My life in carbon
So I decided to calculate my carbon footprint*. My life looks pretty low carbon as I don’t own a car, don’t eat meat, and my home energy supply is zero carbon. But I do have a habit of travelling all over the country to visit family and friends – I clock up around 3000 carbon-powered miles a year just on trips. I also eat a lot of food – an extremely dirty form of fuel, as food production involves high levels of greenhouse gas emissions.
So I put all my data into a spreadsheet, and geeked out with this super-handy government greenhouse gas emissions database – a resource so comprehensive it even includes the co2 emissions from journeys on the London Underground.
It turns out that my personal footprint comes to 2.46 tonnes of greenhouse gas emissions per year. This isn’t too bad. The UK average is around 13. Prince Charles’ is 1,173. Mine would have been 4, but I saved around 1.7 tonnes with the cycling, vegetarianism, and clean energy supplier.
How my footprint breaks down:
Travel round the UK by train/coach: 7%
Use of public services: 4%
Water use: 2%
Travel on London Underground: 1%
The high carbon footprint of food I kind of expected. The impact of all my travelling turns out to be quite small. I decided to include the carbon footprint of water use because it takes a lot of energy to pump the stuff to the house and then treat it again afterwards, but it hasn’t turned out to be massive.
What I didn’t include
There was several things I missed out because they were just too hassly to work out, such as the impact of recycling, or the emissions from my fridge. I also didn’t include emissions from landfill, since I don’t throw much away, or the carbon footprint of buying stuff, since I hardly ever buy anything new, and calculating the carbon emissions from charity shops and things was too much of a bore.

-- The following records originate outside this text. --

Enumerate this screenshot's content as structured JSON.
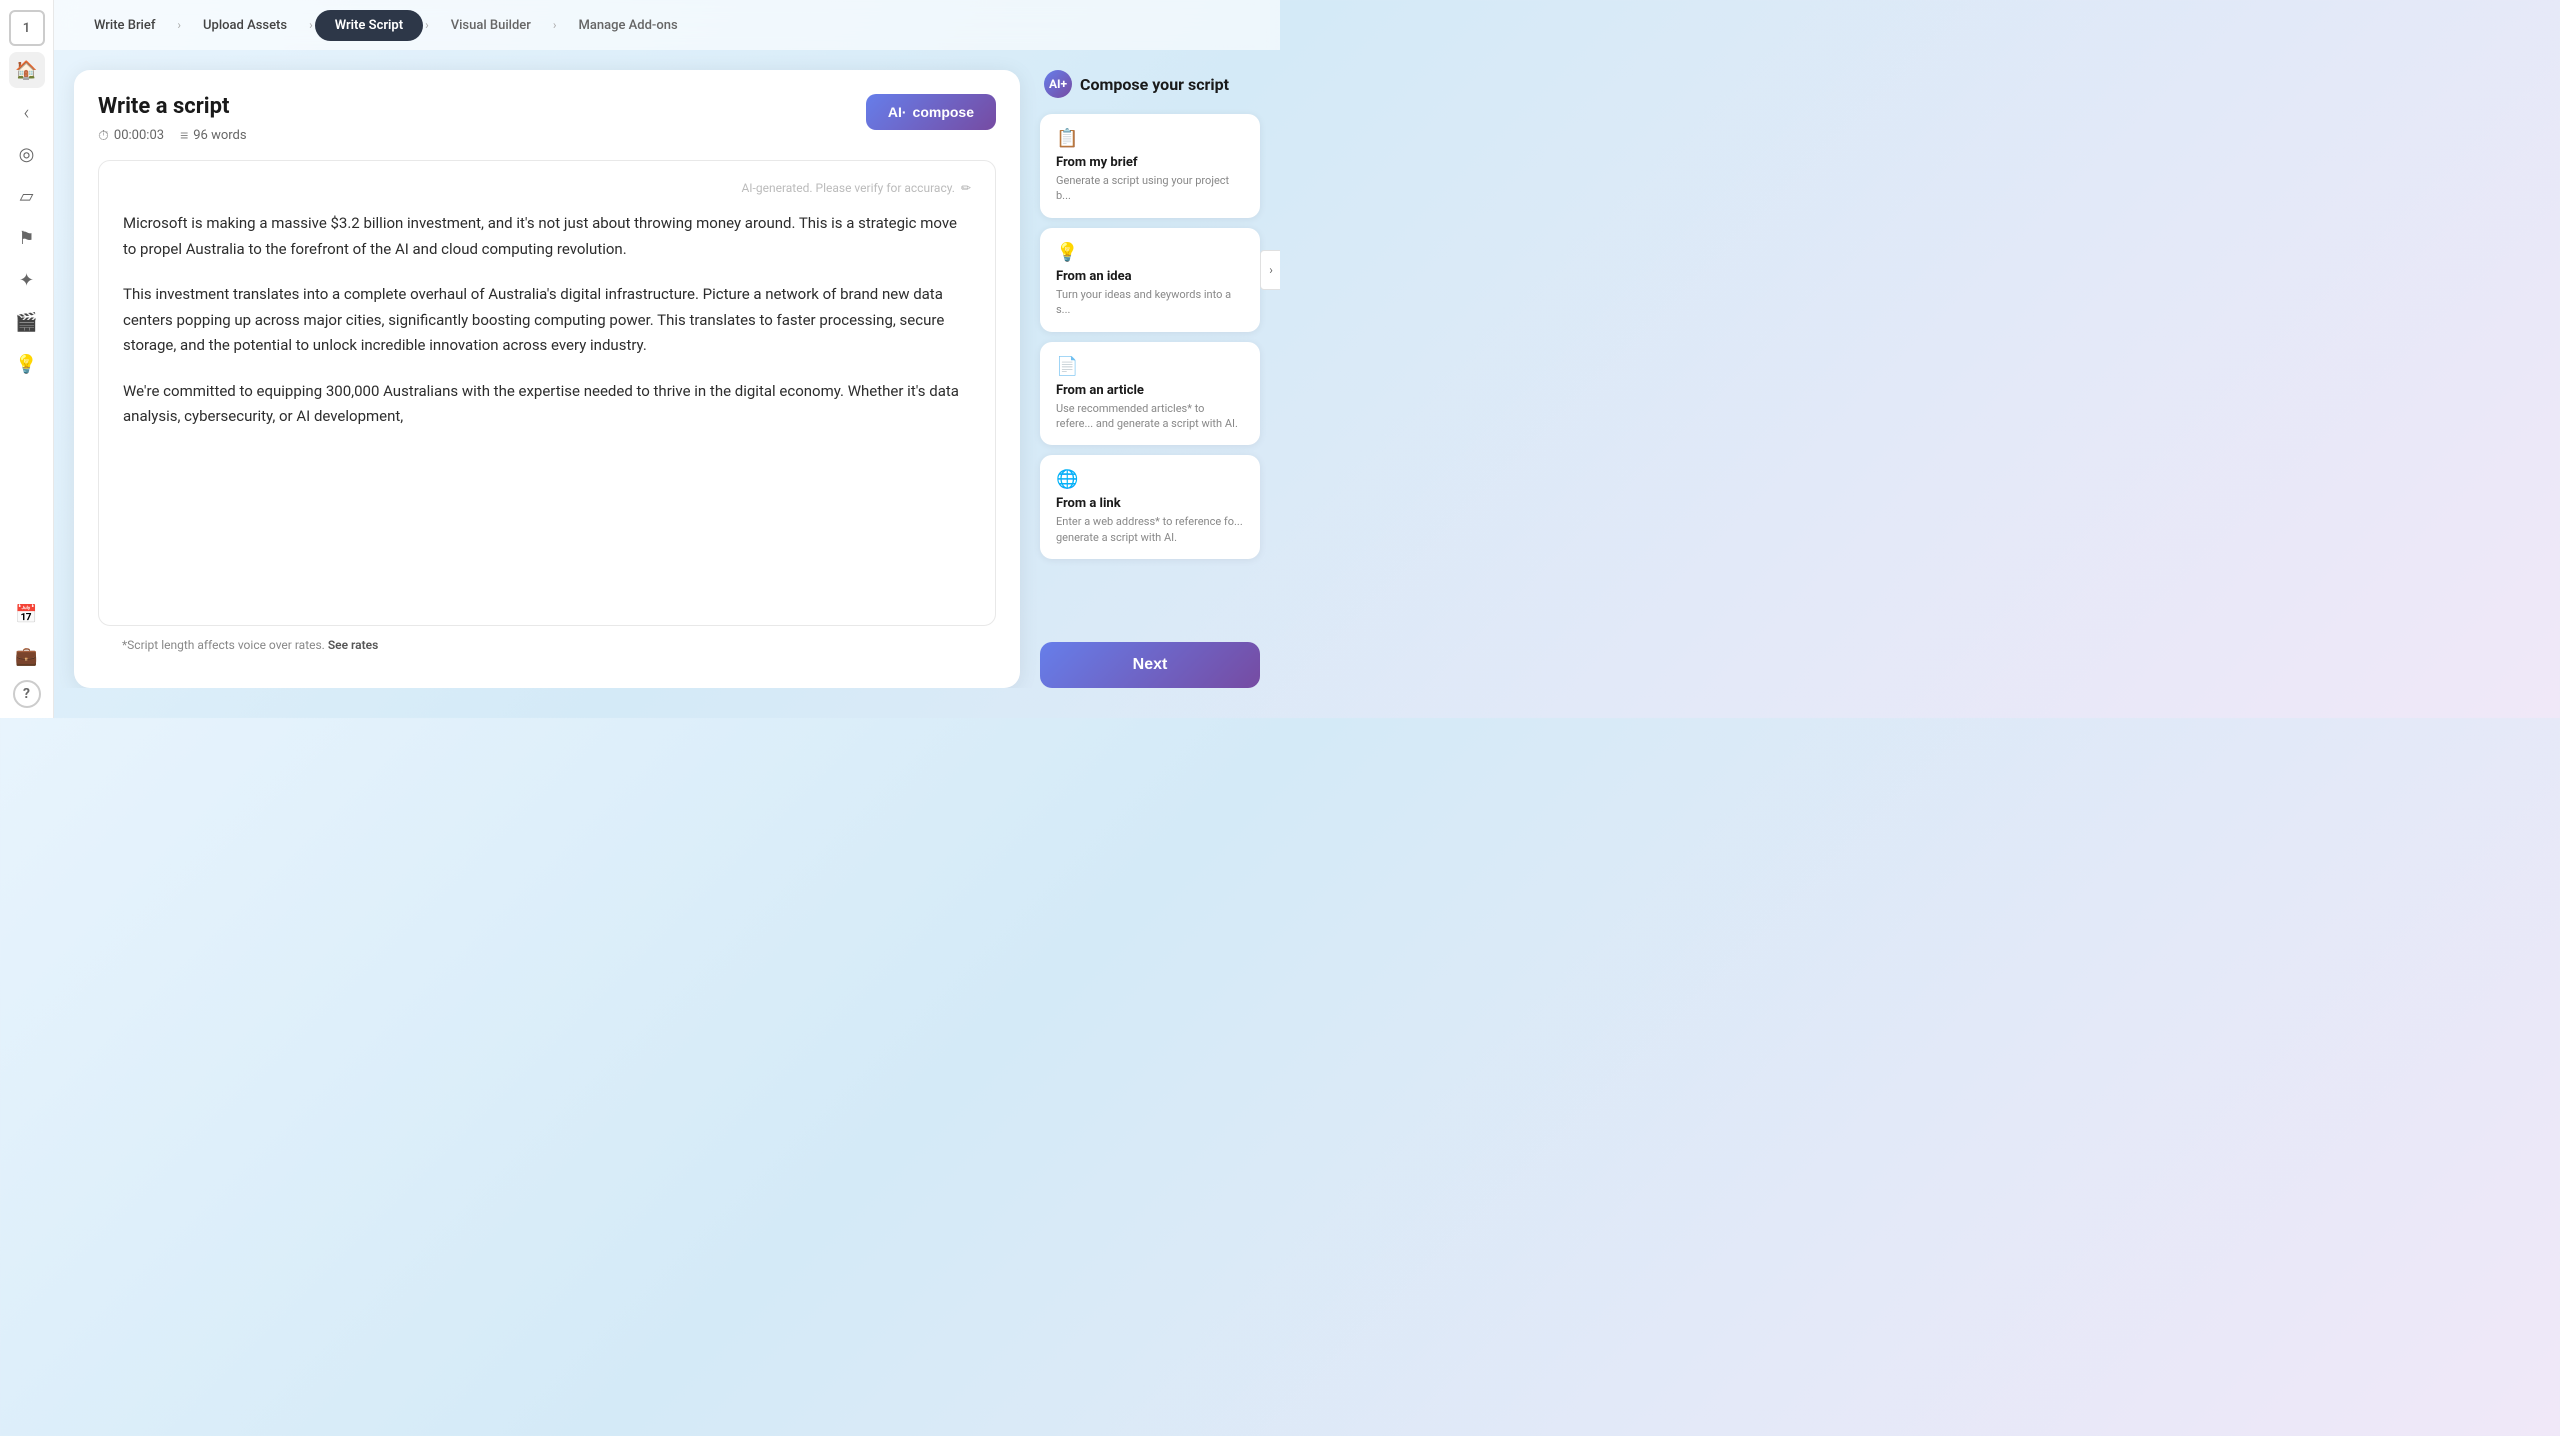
{
  "sidebar": {
    "num_label": "1",
    "icons": [
      {
        "name": "home-icon",
        "symbol": "🏠"
      },
      {
        "name": "back-icon",
        "symbol": "‹"
      },
      {
        "name": "target-icon",
        "symbol": "◎"
      },
      {
        "name": "frame-icon",
        "symbol": "▱"
      },
      {
        "name": "flag-icon",
        "symbol": "⚑"
      },
      {
        "name": "magic-icon",
        "symbol": "✦"
      },
      {
        "name": "camera-icon",
        "symbol": "🎬"
      },
      {
        "name": "lightbulb-icon",
        "symbol": "💡"
      },
      {
        "name": "calendar-icon",
        "symbol": "📅"
      },
      {
        "name": "briefcase-icon",
        "symbol": "💼"
      },
      {
        "name": "help-icon",
        "symbol": "?"
      }
    ]
  },
  "nav": {
    "steps": [
      {
        "label": "Write Brief",
        "state": "completed"
      },
      {
        "label": "Upload Assets",
        "state": "completed"
      },
      {
        "label": "Write Script",
        "state": "active"
      },
      {
        "label": "Visual Builder",
        "state": "default"
      },
      {
        "label": "Manage Add-ons",
        "state": "default"
      }
    ]
  },
  "script_panel": {
    "title": "Write a script",
    "time": "00:00:03",
    "words": "96 words",
    "ai_compose_label": "compose",
    "ai_label": "AI·",
    "ai_notice": "AI-generated. Please verify for accuracy.",
    "content": [
      "Microsoft is making a massive $3.2 billion investment, and it's not just about throwing money around. This is a strategic move to propel Australia to the forefront of the AI and cloud computing revolution.",
      "This investment translates into a complete overhaul of Australia's digital infrastructure. Picture a network of brand new data centers popping up across major cities, significantly boosting computing power. This translates to faster processing, secure storage, and the potential to unlock incredible innovation across every industry.",
      "We're committed to equipping 300,000 Australians with the expertise needed to thrive in the digital economy. Whether it's data analysis, cybersecurity, or AI development,"
    ],
    "footer_note": "*Script length affects voice over rates.",
    "see_rates_label": "See rates"
  },
  "right_panel": {
    "ai_logo": "AI+",
    "compose_title": "Compose your script",
    "options": [
      {
        "icon": "📋",
        "title": "From my brief",
        "desc": "Generate a script using your project b..."
      },
      {
        "icon": "💡",
        "title": "From an idea",
        "desc": "Turn your ideas and keywords into a s..."
      },
      {
        "icon": "📄",
        "title": "From an article",
        "desc": "Use recommended articles* to refere... and generate a script with AI."
      },
      {
        "icon": "🌐",
        "title": "From a link",
        "desc": "Enter a web address* to reference fo... generate a script with AI."
      }
    ],
    "next_label": "Next"
  }
}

To keep global warming under 2 degrees, everyone on the planet needs to get their carbon footprint down to 2 tonnes per year by 2050 (has anyone told Prince Charles?). That gives me 32 years to reduce mine by 0.46. Assuming that the UK public transport system is fossil-free by then (which I believe is the plan), I think I’ll do it.
*More precisely, I calculated all greeenhouse gas emssions, not just carbon dioxide. So it’s really more like a greenhouse gas footprint.